Im behandelten Fall arbeitete ein Mitarbeiter eines deutschen Unternehmens stets von Österreich aus. Als er seine Kündigung erhielt, wollte er diese nach österreichischem Kündigungsschutzrecht anfechten. Dabei war jedoch als Vorfrage zu klären, ob überhaupt österreichisches Recht anzuwenden ist und ob alle Voraussetzungen für eine erfolgreiche Kündigungsanfechtung erfüllt sind.

Der OGH befasste sich zuerst mit der Frage des anwendbaren Rechts und kam zum Ergebnis, dass österreichisches Recht anzuwenden ist (Recht des gewöhnlichen Arbeitsorts). Soweit war die Entscheidung noch nicht überraschend.

Die Kernfrage war allerdings die Frage, ob auch der österreichische Kündigungsschutz anwendbar ist.

Dieser weist einerseits individualarbeitsrechtliche Komponenten auf, da es um den Schutz einzelner Arbeitnehmenden geht. Andererseits liegen aber auch betriebsverfassungsrechtliche Elemente vor, da der Betriebsrat in die Kündigungsanfechtung eingebunden ist. Der OGH folgt in seiner Entscheidung der Lehre und vorangegangenen Urteilen und bekräftigt, dass der Kündigungsschutz im Kollisionsrecht autonom auszulegen ist und somit als individualarbeitsrechtlich einzustufen ist. Der allgemeine Kündigungsschutz folgt also in seinem anwendbaren Recht, dem Arbeitsvertragsstatut. Das bedeutet, dass österreichisches Recht zur Anwendung kommt, auch wenn der Arbeitgeber in Deutschland sitzt.

Problem für den anfechtenden Arbeitnehmer war aber nun, dass die Anwendung des österreichischen Kündigungsschutzes dem Wortlaut nach einen Betrieb im Inland voraussetzt.

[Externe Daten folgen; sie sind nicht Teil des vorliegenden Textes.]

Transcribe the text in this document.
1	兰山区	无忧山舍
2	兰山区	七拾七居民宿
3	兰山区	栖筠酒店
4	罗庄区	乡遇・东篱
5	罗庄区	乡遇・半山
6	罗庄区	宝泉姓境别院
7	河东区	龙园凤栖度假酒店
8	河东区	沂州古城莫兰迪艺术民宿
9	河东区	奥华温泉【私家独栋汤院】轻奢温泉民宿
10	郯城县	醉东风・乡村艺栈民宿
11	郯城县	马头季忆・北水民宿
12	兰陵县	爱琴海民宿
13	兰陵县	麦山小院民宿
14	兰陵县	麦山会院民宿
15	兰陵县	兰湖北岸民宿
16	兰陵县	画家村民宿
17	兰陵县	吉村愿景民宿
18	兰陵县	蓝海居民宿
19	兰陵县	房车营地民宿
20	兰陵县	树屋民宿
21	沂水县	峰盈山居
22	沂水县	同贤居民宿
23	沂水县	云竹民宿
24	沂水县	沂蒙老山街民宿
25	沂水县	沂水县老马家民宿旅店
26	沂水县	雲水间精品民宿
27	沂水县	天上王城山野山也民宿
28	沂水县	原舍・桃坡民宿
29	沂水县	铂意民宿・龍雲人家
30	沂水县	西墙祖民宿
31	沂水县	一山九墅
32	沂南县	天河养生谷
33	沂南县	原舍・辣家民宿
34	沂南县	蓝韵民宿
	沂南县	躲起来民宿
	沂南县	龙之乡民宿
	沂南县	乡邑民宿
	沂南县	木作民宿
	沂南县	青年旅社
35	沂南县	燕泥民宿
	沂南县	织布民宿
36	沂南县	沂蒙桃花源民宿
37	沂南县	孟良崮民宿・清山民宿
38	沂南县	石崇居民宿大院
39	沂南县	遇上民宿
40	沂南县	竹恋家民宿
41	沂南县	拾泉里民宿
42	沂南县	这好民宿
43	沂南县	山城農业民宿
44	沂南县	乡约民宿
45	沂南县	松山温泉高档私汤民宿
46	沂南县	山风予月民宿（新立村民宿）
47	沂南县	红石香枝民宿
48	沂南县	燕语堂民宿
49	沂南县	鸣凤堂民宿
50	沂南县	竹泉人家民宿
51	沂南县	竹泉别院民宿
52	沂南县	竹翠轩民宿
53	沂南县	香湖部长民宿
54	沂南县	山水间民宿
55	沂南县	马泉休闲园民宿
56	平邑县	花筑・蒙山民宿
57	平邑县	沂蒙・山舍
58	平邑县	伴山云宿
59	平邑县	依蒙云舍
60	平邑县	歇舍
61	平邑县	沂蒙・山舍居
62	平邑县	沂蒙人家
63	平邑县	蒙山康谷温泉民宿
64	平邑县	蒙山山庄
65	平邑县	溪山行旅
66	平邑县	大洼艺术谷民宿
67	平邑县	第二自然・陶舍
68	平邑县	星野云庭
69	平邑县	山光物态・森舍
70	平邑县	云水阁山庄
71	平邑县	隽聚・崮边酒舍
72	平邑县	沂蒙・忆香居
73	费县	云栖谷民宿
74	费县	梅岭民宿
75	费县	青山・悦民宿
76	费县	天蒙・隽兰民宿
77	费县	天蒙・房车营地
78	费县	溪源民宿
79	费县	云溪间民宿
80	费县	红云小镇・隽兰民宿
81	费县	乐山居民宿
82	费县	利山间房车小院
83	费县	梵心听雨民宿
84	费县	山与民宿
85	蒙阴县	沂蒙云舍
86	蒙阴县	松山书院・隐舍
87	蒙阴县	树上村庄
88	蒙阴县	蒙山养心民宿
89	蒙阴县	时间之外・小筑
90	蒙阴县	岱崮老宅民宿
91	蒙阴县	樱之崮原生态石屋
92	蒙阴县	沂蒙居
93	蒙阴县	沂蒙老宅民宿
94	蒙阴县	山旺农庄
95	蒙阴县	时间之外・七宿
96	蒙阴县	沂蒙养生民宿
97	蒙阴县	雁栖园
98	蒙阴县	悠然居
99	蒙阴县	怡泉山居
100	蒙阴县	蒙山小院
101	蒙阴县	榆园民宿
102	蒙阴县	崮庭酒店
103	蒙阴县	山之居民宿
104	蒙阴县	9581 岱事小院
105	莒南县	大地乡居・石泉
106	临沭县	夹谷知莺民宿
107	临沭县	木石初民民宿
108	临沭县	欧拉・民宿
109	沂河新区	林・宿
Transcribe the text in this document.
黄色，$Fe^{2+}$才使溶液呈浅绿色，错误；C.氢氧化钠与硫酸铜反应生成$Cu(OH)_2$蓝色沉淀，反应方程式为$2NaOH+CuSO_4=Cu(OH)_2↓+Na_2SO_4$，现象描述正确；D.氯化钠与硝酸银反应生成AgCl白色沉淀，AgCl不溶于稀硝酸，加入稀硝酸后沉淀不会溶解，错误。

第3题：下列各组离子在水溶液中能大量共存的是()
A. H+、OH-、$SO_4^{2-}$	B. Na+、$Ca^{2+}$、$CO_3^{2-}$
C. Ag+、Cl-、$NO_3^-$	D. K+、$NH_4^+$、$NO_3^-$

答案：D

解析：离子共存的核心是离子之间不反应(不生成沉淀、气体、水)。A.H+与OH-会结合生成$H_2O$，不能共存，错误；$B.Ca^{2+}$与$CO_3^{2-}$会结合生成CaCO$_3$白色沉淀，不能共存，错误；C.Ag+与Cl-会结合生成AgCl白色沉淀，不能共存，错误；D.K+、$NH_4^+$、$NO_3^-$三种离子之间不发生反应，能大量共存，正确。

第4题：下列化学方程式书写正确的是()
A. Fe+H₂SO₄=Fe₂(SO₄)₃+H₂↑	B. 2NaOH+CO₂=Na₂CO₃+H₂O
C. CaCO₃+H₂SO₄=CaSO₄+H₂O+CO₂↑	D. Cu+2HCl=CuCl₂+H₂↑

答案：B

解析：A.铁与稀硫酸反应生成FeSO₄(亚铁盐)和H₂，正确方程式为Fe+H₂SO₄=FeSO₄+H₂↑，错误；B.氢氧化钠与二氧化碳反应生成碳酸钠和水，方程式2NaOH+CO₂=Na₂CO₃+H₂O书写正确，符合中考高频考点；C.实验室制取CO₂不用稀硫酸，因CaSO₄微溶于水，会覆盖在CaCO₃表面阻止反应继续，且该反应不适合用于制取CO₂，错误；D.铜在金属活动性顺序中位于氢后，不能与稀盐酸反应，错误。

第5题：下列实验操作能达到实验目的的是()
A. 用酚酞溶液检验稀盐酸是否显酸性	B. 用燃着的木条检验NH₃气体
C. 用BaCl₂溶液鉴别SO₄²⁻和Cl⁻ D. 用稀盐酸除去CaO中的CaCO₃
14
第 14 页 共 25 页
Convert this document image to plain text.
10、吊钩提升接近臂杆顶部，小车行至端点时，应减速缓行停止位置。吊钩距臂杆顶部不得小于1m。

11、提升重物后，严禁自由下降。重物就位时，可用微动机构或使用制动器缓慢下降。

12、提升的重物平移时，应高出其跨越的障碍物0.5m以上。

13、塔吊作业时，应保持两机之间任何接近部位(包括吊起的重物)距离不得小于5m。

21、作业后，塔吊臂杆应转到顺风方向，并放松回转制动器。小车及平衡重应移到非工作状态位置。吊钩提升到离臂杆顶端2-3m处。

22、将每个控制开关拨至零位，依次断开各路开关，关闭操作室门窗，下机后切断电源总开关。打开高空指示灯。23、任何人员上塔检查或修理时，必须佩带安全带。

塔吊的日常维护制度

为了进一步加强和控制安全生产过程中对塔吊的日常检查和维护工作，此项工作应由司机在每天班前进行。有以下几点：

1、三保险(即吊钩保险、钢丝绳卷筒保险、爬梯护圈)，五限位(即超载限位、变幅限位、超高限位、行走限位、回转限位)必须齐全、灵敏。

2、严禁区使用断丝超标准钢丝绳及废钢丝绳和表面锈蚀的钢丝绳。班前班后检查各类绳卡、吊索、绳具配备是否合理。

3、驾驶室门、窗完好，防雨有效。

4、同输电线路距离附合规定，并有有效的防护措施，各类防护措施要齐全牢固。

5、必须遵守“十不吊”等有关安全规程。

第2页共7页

Hier lag aber kein Betrieb in Österreich vor, sondern es war lediglich der anfechtende Arbeitnehmer, der in Österreich tätig war.

Die Entscheidung des OGH ist streng: Die Klage des Arbeitnehmers gegen die Kündigung wurde abgewiesen, weil eine Kündigungsanfechtung voraussetzt, dass ein Betrieb in Österreich vorliegt.

Für Arbeitnehmer, die wie im gegenständlichen Fall "remote" von einem österreichischen Arbeitsort für einen Arbeitgeber ohne Betrieb im Inland tätig sind, heißt das im Ergebnis Folgendes:

Zwar unterliegt das Dienstverhältnis österreichischem Arbeitsrecht - mangels inländischen Betriebs kommt allerdings der allgemeine Kündigungsschutz nicht zur Anwendung. Aufgrund dieses Ergebnisses gibt es also in diesen Konstellationen Arbeitskräfte, die überhaupt keinem Kündigungsschutz unterliegen. Das deutsche Kündigungsschutzrecht ist nicht anwendbar und für den österreichischen Kündigungsschutz fehlt materiell das Vorliegen eines österreichischen Betriebes.